En Tunisie, faut-il s’inquiéter d’un retour du Covid ?

Les Tunisiens, qui ont payé un lourd tribut à la pandémie, s’inquiètent des informations, venues notamment de France, sur une possible nouvelle vague. Pour l’heure, le nombre de nouveaux cas reste toutefois dérisoire et les stocks de vaccins sont constitués.

À l’hôpital Charles-Nicolle, à Tunis, le 17 juillet 2022. © Yassine Mahjoub/NurPhoto via AFP

Publié le 24 août 2023 Lecture : 4 minutes.

La nouvelle est d’abord venue de France : le Covid, ou plutôt l’un de ses variants, est de retour. Mais la pandémie a eu un tel impact en Tunisie que, deux ans plus tard, l’opinion publique ne veut pas y croire. Reste que les autorités sanitaires, elles, prennent les choses au sérieux.

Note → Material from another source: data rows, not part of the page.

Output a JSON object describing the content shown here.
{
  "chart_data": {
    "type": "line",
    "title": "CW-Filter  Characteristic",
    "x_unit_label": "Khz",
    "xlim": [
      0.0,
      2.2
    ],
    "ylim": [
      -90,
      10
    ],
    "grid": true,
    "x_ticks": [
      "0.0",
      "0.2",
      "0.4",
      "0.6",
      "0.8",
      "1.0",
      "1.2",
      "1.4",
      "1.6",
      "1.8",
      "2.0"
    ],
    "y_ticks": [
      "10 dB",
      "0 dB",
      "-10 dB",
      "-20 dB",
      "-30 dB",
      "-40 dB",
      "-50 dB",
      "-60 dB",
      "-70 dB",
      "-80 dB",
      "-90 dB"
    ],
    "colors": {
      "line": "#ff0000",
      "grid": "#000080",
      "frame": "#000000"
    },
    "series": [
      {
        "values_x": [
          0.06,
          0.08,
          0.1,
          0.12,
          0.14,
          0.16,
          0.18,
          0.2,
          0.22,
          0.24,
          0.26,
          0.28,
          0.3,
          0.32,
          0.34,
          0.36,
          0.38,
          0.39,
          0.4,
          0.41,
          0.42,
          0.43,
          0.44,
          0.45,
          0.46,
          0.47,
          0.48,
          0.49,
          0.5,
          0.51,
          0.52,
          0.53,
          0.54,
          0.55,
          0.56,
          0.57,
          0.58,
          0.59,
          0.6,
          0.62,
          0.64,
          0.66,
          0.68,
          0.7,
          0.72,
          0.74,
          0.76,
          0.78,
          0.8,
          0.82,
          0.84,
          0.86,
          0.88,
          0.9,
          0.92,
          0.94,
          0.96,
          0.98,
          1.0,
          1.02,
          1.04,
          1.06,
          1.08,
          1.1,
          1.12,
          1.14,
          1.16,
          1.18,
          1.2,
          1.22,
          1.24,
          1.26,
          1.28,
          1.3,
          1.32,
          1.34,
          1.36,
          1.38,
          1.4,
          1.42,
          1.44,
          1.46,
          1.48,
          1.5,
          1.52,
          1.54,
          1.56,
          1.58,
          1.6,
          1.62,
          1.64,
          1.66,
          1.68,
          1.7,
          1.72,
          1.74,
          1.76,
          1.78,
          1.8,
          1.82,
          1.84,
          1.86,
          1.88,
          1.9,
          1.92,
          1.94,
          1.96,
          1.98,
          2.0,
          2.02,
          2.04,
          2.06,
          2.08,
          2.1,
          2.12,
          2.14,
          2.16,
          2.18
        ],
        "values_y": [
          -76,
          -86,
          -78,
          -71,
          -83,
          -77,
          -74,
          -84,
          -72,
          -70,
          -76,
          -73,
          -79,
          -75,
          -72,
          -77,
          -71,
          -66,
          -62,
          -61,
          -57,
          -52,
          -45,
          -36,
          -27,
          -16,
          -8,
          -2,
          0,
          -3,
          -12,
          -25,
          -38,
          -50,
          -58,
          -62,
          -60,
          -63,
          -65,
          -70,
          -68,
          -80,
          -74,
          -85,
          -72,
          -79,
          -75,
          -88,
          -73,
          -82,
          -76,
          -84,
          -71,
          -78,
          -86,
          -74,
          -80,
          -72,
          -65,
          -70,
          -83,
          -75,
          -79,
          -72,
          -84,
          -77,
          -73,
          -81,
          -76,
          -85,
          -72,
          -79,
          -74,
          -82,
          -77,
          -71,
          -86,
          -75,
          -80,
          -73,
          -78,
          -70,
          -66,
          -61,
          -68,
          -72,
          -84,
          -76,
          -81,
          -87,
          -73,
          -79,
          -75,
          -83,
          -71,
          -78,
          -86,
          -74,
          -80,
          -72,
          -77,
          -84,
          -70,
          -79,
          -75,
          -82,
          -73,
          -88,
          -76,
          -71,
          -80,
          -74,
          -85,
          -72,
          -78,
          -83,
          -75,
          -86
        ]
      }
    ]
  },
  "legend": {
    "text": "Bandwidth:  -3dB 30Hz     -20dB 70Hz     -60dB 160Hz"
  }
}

Directeur général de l’Institut Pasteur à Tunis et membre du comité scientifique de lutte contre le coronavirus qui a encadré la lutte contre la pandémie en 2020-2021, Hechmi Louzir coupe court aux rumeurs : il confirme la présence d’ERis, le nouveau variant « EG.5 » classé sous surveillance par l’Organisation mondiale de la santé (OMS). Seul un séquençage, actuellement en cours, précisera si cette souche dérive de XBB, un sous-variant d’Omicron.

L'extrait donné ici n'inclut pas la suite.